結局男はメモ帳の切れ端を渡さず、手を烏城の前から引っ込めた。

「そうだな。直接慰めに行くにはいかんせん、今は時期が悪い。まだこの辺りにも殺人犯が潜んでるかもしれないし、今日は暗くなる前に早く帰るといいだろう。君が不用意に出歩いて犯人に酷い事をされてしまえば元も子もないからね。ごめんよ。僕が君にこんな話をするべきじゃなかった。適当に聞き流してくれると助かる」

烏城は去り際、男の方を見ながら笑顔で頷いた。

「それじゃ、ありがとうございました」

「ああ、気をつけて」


烏城は急ぎ足で病院を後にした。


烏城の向かう先は決まっていた。――――屯野の家だ。差し出されたあの紙に書かれていた住所を烏城は目を通した時に咄嗟に覚えていたのだ。

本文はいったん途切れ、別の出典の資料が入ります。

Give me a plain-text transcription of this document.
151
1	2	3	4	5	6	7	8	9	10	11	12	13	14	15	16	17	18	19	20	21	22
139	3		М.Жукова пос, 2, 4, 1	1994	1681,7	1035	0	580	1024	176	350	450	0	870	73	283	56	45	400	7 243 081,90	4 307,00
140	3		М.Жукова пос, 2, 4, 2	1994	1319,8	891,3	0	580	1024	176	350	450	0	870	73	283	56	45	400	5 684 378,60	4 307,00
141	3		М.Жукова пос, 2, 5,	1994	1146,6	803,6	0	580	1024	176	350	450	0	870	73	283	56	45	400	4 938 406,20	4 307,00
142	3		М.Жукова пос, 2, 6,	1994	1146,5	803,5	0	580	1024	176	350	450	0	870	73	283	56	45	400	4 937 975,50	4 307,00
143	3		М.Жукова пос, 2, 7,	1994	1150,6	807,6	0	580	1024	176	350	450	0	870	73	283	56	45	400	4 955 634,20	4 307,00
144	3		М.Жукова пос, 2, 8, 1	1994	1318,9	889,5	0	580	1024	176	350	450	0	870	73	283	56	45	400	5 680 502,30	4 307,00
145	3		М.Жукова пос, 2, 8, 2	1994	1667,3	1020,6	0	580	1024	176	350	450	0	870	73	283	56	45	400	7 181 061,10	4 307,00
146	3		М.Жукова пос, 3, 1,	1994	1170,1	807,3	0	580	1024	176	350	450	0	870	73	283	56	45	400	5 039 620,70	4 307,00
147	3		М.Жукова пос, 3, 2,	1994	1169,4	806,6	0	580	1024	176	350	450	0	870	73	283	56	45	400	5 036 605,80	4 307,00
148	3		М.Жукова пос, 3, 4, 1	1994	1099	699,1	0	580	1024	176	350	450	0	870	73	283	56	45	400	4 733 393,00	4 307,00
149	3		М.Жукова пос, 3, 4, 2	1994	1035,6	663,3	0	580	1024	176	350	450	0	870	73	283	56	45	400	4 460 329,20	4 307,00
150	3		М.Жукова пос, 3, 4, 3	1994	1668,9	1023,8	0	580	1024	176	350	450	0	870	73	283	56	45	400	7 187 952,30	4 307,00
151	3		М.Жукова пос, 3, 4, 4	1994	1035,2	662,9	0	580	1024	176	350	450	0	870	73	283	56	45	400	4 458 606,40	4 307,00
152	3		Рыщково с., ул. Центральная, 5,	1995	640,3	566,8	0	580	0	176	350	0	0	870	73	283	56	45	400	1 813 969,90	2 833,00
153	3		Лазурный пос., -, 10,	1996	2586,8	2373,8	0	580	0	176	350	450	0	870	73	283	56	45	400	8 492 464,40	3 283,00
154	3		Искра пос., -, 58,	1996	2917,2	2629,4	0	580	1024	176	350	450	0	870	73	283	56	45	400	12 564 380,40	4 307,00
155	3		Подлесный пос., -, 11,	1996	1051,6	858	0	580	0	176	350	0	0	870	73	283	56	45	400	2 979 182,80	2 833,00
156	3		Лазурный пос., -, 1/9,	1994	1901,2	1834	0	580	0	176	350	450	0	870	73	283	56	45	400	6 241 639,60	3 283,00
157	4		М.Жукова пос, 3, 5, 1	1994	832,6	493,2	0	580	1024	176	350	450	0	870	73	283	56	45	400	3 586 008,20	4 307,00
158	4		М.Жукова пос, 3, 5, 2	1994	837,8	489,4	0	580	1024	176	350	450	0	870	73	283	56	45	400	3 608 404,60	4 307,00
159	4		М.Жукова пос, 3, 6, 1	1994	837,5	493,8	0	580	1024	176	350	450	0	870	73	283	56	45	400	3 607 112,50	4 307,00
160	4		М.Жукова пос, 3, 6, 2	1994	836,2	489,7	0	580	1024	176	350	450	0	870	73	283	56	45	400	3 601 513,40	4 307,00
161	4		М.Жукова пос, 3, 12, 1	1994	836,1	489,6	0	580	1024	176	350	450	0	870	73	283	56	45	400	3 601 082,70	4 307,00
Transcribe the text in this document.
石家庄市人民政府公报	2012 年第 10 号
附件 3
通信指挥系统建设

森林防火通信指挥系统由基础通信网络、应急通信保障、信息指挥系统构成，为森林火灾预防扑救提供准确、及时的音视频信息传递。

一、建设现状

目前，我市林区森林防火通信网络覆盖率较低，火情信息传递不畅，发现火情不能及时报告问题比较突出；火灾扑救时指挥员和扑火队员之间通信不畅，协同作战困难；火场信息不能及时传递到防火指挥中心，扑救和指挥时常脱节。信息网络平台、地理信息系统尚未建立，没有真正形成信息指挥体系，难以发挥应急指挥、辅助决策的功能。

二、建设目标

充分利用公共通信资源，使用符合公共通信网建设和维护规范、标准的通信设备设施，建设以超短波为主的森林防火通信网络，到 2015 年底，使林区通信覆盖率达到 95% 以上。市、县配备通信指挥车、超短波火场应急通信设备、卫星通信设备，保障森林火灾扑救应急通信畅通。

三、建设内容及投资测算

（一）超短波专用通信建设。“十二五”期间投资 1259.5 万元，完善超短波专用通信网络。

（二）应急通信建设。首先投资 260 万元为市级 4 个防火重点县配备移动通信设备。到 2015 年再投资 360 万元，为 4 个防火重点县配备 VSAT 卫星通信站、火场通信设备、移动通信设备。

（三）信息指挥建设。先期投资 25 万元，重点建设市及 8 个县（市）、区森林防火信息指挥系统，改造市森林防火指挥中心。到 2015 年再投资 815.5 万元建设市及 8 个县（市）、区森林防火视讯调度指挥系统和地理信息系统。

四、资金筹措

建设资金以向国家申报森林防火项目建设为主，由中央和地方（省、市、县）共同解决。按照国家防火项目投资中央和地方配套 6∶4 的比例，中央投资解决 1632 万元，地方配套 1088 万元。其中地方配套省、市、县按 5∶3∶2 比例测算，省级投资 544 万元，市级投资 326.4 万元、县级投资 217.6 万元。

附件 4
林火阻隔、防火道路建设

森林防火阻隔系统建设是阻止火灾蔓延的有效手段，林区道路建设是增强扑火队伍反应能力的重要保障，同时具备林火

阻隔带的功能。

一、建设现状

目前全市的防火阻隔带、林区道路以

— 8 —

烏城は大事な友達の一人である屯野琢磨に会うべく、駅へ向かう。


(あの人の言った事はきっと正しい……。うん、メールや電話じゃ駄目。今、私が直接・・励ましに行ってあげないと、きっとこの先ずっと後悔する……!!)


自分が違反するのならそれは誰にも、住所の書かれたメモ用紙を差し出したあの男にも知られないほうがいい。